*Por Roberto Speicys, CEO e fundador da Scipopulis
Imagine que estamos no final de 2023, na cidade de São Paulo, com todas as metas de redução nas emissões de gases do transporte público batidas. Acrescente a este cenário a expansão da oferta de transporte público, o término dos impactos da pandemia de Covid-19 e a retomada das atividades presenciais no nível pré-pandemia. Você consegue imaginar esse simples exercício como algo factível?
Para chegarmos no patamar citado acima — de melhora significativa da qualidade de vida e bem-estar populacional na capital paulista –, precisaríamos ter reduzido em 30%
as emissões de CO2, em 48% as de NOx e em 54% as de material particulado em comparação ao ano-base de 2016. Para isso, seria necessário ter avançado na disponibilidade de frota elétrica do transporte público que, a longo prazo, vai precisar ser totalmente implementada para conquistar todas as metas previstas.
O modelo ideal é uma hipótese que, por enquanto, está distante da nossa realidade. Com dois meses até o encerramento de 2022, temos apenas 1,6% de frota eletrificada — já deveríamos ter cerca de 15% a 25%. Caso não haja redução na oferta de serviços, a meta relativa aos óxidos de nitrogênio seria a mais difícil de ser alcançada em 2023.
Tivemos alguns avanços, mas ainda há muito a ser feito. Em termos da meta de emissões de CO2 para este ano – equivalente a 75% do emitido em 2016 -, estamos dentro do previsto, com cerca de 39% do limite estabelecido para o ano de 2022, de acordo com dados do painel de Emissões do Transporte Público desenvolvido pelo IEMA em parceria com a Scipopulis. Mas vale dizer que esse bom resultado se deve, principalmente, às mudanças de estruturação da rede de transportes e redução da oferta decorrentes dos impactos da Covid nos últimos dois anos.
Em 2016 – ano base estabelecido para as metas -, a frota total da cidade de São Paulo contava com mais de 14 mil veículos, enquanto o quantitativo atual circulante é de 13.425, representando cerca de 10% a menos.
Em termos de eletrificação, não houve muito progresso, já que evoluímos apenas 0,3% até agora. O pequeno aumento é decorrente da redução do total de ônibus nas ruas, e aponta para uma questão importante que mostra a necessidade de uma mudança radical no que já foi feito para que possamos seguir com cumprimento das metas.
Para termos uma ideia, dois anos depois da assinatura dos novos contratos entre os operadores de transporte, temos apenas 18 ônibus elétricos operando na cidade. A estimativa levantada pela Scipopulis é de que, até o momento, foram investidos cerca de R$ 40 milhões de um total de R$ 42 bilhões necessários para eletrificar toda a frota da cidade.

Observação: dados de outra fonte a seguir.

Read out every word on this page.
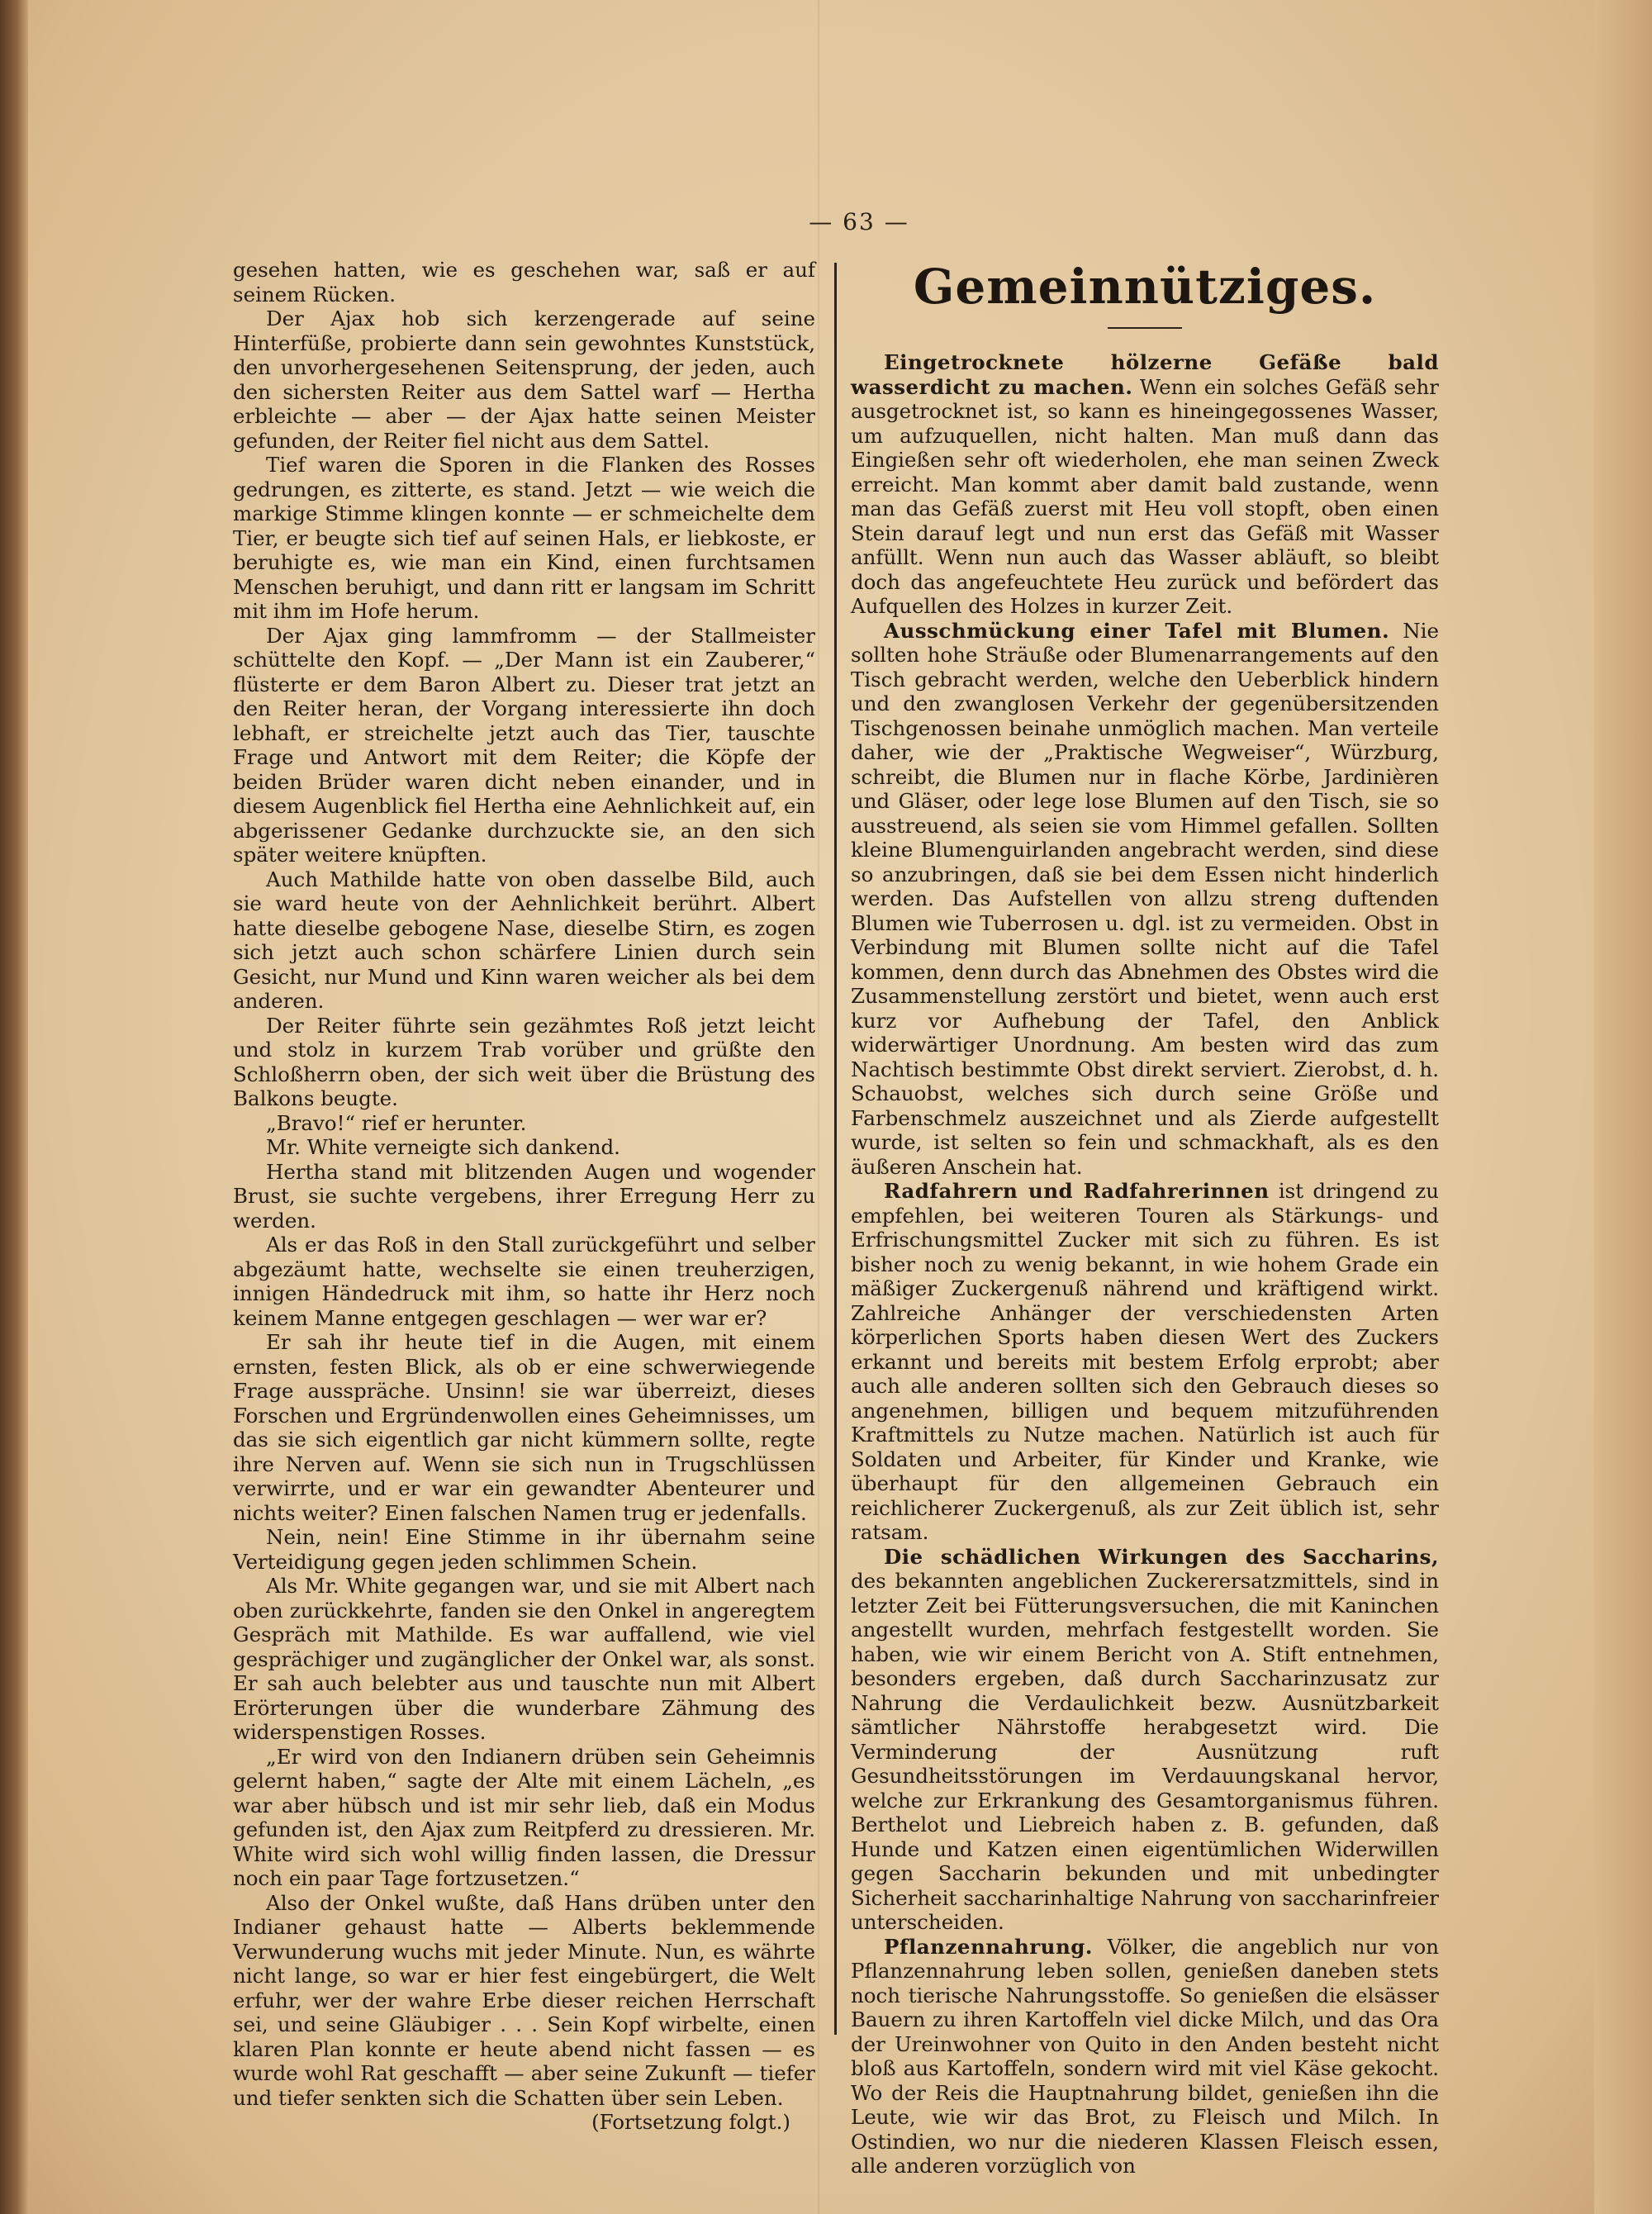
— 63 —

gesehen hatten, wie es geschehen war, saß er auf seinem Rücken.

Der Ajax hob sich kerzengerade auf seine Hinterfüße, probierte dann sein gewohntes Kunststück, den unvorhergesehenen Seitensprung, der jeden, auch den sichersten Reiter aus dem Sattel warf — Hertha erbleichte — aber — der Ajax hatte seinen Meister gefunden, der Reiter fiel nicht aus dem Sattel.

Tief waren die Sporen in die Flanken des Rosses gedrungen, es zitterte, es stand. Jetzt — wie weich die markige Stimme klingen konnte — er schmeichelte dem Tier, er beugte sich tief auf seinen Hals, er liebkoste, er beruhigte es, wie man ein Kind, einen furchtsamen Menschen beruhigt, und dann ritt er langsam im Schritt mit ihm im Hofe herum.

Der Ajax ging lammfromm — der Stallmeister schüttelte den Kopf. — „Der Mann ist ein Zauberer,“ flüsterte er dem Baron Albert zu. Dieser trat jetzt an den Reiter heran, der Vorgang interessierte ihn doch lebhaft, er streichelte jetzt auch das Tier, tauschte Frage und Antwort mit dem Reiter; die Köpfe der beiden Brüder waren dicht neben einander, und in diesem Augenblick fiel Hertha eine Aehnlichkeit auf, ein abgerissener Gedanke durchzuckte sie, an den sich später weitere knüpften.

Auch Mathilde hatte von oben dasselbe Bild, auch sie ward heute von der Aehnlichkeit berührt. Albert hatte dieselbe gebogene Nase, dieselbe Stirn, es zogen sich jetzt auch schon schärfere Linien durch sein Gesicht, nur Mund und Kinn waren weicher als bei dem anderen.

Der Reiter führte sein gezähmtes Roß jetzt leicht und stolz in kurzem Trab vorüber und grüßte den Schloßherrn oben, der sich weit über die Brüstung des Balkons beugte.

„Bravo!“ rief er herunter.

Mr. White verneigte sich dankend.

Hertha stand mit blitzenden Augen und wogender Brust, sie suchte vergebens, ihrer Erregung Herr zu werden.

Als er das Roß in den Stall zurückgeführt und selber abgezäumt hatte, wechselte sie einen treuherzigen, innigen Händedruck mit ihm, so hatte ihr Herz noch keinem Manne entgegen geschlagen — wer war er?

Er sah ihr heute tief in die Augen, mit einem ernsten, festen Blick, als ob er eine schwerwiegende Frage ausspräche. Unsinn! sie war überreizt, dieses Forschen und Ergründenwollen eines Geheimnisses, um das sie sich eigentlich gar nicht kümmern sollte, regte ihre Nerven auf. Wenn sie sich nun in Trugschlüssen verwirrte, und er war ein gewandter Abenteurer und nichts weiter? Einen falschen Namen trug er jedenfalls.

Nein, nein! Eine Stimme in ihr übernahm seine Verteidigung gegen jeden schlimmen Schein.

Als Mr. White gegangen war, und sie mit Albert nach oben zurückkehrte, fanden sie den Onkel in angeregtem Gespräch mit Mathilde. Es war auffallend, wie viel gesprächiger und zugänglicher der Onkel war, als sonst. Er sah auch belebter aus und tauschte nun mit Albert Erörterungen über die wunderbare Zähmung des widerspenstigen Rosses.

„Er wird von den Indianern drüben sein Geheimnis gelernt haben,“ sagte der Alte mit einem Lächeln, „es war aber hübsch und ist mir sehr lieb, daß ein Modus gefunden ist, den Ajax zum Reitpferd zu dressieren. Mr. White wird sich wohl willig finden lassen, die Dressur noch ein paar Tage fortzusetzen.“

Also der Onkel wußte, daß Hans drüben unter den Indianer gehaust hatte — Alberts beklemmende Verwunderung wuchs mit jeder Minute. Nun, es währte nicht lange, so war er hier fest eingebürgert, die Welt erfuhr, wer der wahre Erbe dieser reichen Herrschaft sei, und seine Gläubiger . . . Sein Kopf wirbelte, einen klaren Plan konnte er heute abend nicht fassen — es wurde wohl Rat geschafft — aber seine Zukunft — tiefer und tiefer senkten sich die Schatten über sein Leben.

(Fortsetzung folgt.)

Gemeinnütziges.

Eingetrocknete hölzerne Gefäße bald wasserdicht zu machen. Wenn ein solches Gefäß sehr ausgetrocknet ist, so kann es hineingegossenes Wasser, um aufzuquellen, nicht halten. Man muß dann das Eingießen sehr oft wiederholen, ehe man seinen Zweck erreicht. Man kommt aber damit bald zustande, wenn man das Gefäß zuerst mit Heu voll stopft, oben einen Stein darauf legt und nun erst das Gefäß mit Wasser anfüllt. Wenn nun auch das Wasser abläuft, so bleibt doch das angefeuchtete Heu zurück und befördert das Aufquellen des Holzes in kurzer Zeit.

Ausschmückung einer Tafel mit Blumen. Nie sollten hohe Sträuße oder Blumenarrangements auf den Tisch gebracht werden, welche den Ueberblick hindern und den zwanglosen Verkehr der gegenübersitzenden Tischgenossen beinahe unmöglich machen. Man verteile daher, wie der „Praktische Wegweiser“, Würzburg, schreibt, die Blumen nur in flache Körbe, Jardinièren und Gläser, oder lege lose Blumen auf den Tisch, sie so ausstreuend, als seien sie vom Himmel gefallen. Sollten kleine Blumenguirlanden angebracht werden, sind diese so anzubringen, daß sie bei dem Essen nicht hinderlich werden. Das Aufstellen von allzu streng duftenden Blumen wie Tuberrosen u. dgl. ist zu vermeiden. Obst in Verbindung mit Blumen sollte nicht auf die Tafel kommen, denn durch das Abnehmen des Obstes wird die Zusammenstellung zerstört und bietet, wenn auch erst kurz vor Aufhebung der Tafel, den Anblick widerwärtiger Unordnung. Am besten wird das zum Nachtisch bestimmte Obst direkt serviert. Zierobst, d. h. Schauobst, welches sich durch seine Größe und Farbenschmelz auszeichnet und als Zierde aufgestellt wurde, ist selten so fein und schmackhaft, als es den äußeren Anschein hat.

Radfahrern und Radfahrerinnen ist dringend zu empfehlen, bei weiteren Touren als Stärkungs- und Erfrischungsmittel Zucker mit sich zu führen. Es ist bisher noch zu wenig bekannt, in wie hohem Grade ein mäßiger Zuckergenuß nährend und kräftigend wirkt. Zahlreiche Anhänger der verschiedensten Arten körperlichen Sports haben diesen Wert des Zuckers erkannt und bereits mit bestem Erfolg erprobt; aber auch alle anderen sollten sich den Gebrauch dieses so angenehmen, billigen und bequem mitzuführenden Kraftmittels zu Nutze machen. Natürlich ist auch für Soldaten und Arbeiter, für Kinder und Kranke, wie überhaupt für den allgemeinen Gebrauch ein reichlicherer Zuckergenuß, als zur Zeit üblich ist, sehr ratsam.

Die schädlichen Wirkungen des Saccharins, des bekannten angeblichen Zuckerersatzmittels, sind in letzter Zeit bei Fütterungsversuchen, die mit Kaninchen angestellt wurden, mehrfach festgestellt worden. Sie haben, wie wir einem Bericht von A. Stift entnehmen, besonders ergeben, daß durch Saccharinzusatz zur Nahrung die Verdaulichkeit bezw. Ausnützbarkeit sämtlicher Nährstoffe herabgesetzt wird. Die Verminderung der Ausnützung ruft Gesundheitsstörungen im Verdauungskanal hervor, welche zur Erkrankung des Gesamtorganismus führen. Berthelot und Liebreich haben z. B. gefunden, daß Hunde und Katzen einen eigentümlichen Widerwillen gegen Saccharin bekunden und mit unbedingter Sicherheit saccharinhaltige Nahrung von saccharinfreier unterscheiden.

Pflanzennahrung. Völker, die angeblich nur von Pflanzennahrung leben sollen, genießen daneben stets noch tierische Nahrungsstoffe. So genießen die elsässer Bauern zu ihren Kartoffeln viel dicke Milch, und das Ora der Ureinwohner von Quito in den Anden besteht nicht bloß aus Kartoffeln, sondern wird mit viel Käse gekocht. Wo der Reis die Hauptnahrung bildet, genießen ihn die Leute, wie wir das Brot, zu Fleisch und Milch. In Ostindien, wo nur die niederen Klassen Fleisch essen, alle anderen vorzüglich von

Em que se pese o impacto da pandemia de Covid-19 no transporte público, se acelerarmos 10 vezes o ritmo que tivemos até aqui pelos próximos 16 anos, ainda teremos apenas 1.440 ônibus elétricos circulando pela cidade — o que representaria apenas cerca de 10% da frota eletrificada em 2038.
Cumprimento das metas
Além das determinações da cidade de São Paulo, existem ainda as estaduais e federais que seriam comprometidas, caso não sejam cumpridas as metas de descarbonização do transporte público. Esse atraso prolongaria os efeitos da poluição na saúde da população, conforme levantamento por Hannah Ritchie e Max Roser no site Our World in Data. A pesquisa aponta que, das cinco principais causas de morte no Brasil, quatro estão diretamente relacionadas à poluição.
Se quisermos avançar e nos aproximarmos de locais como Santiago, Bogotá, Shenzhen (China), e cidades da Alemanha, Reino Unido e França, é mais do que urgente investirmos em uma mobilidade urbana gerida por dados que forneçam relatórios robustos de quais caminhos são mais eficazes para o cumprimento dos objetivos previstos, seja quanto às emissões no transporte público ou quanto à eletrificação dos veículos disponíveis.
O caminho é longo, mas a cada passo dado nos movimentamos em direção ao futuro que sonhamos e que o planeta merece.